Movies did not create this state of affairs, but they are part of the technology that made it possible. The films stimulated the human appetite for imagery, storytelling, and indirect emotion in ways that nothing had before. But movies are also a potential victim of the screen-saturated world. It used to be that you could buy a ticket and get away from it all; the common space of the theater was also an area of ​​intimacy, intimacy and anonymity. Now, of course, screens are surveillance tools. When your Netflix screen asks “Who’s watching?” The real message is that Netflix is ​​watching you. The act of looking does not offer an escape; it induces passivity. The more you watch, the harder the algorithm works to turn its idea of ​​you into reality. As art becomes content, content is transmuted into data, which it is your duty as a consumer to give back to the companies that sold you access to the art.

The question is not whether the films will survive, as a hobby, destination and imaginative resource.

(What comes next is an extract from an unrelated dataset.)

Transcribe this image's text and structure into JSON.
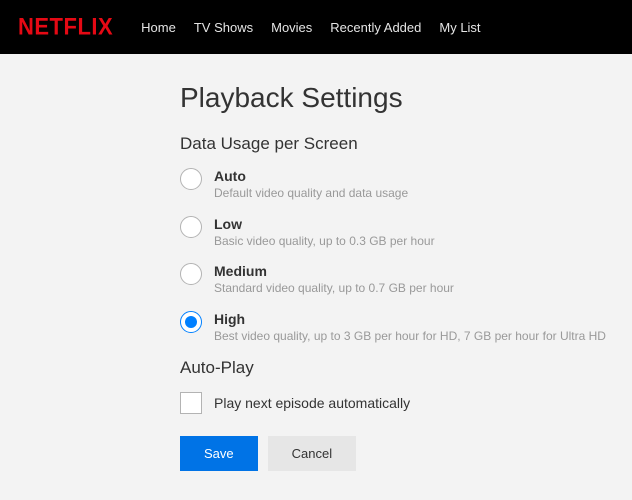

The question is whether the kind of freedom that “going to the movies” represented in the past can be preserved in a technological environment that offers endless entertainment at the price of submission; whether active and critical curiosity can be maintained in the face of corporate domination; if artists and audiences can re-sequence the democratic DNA of a medium whose authoritarian potential has never been so appealing. Not if we go back to the movies, but how we go back to the movies.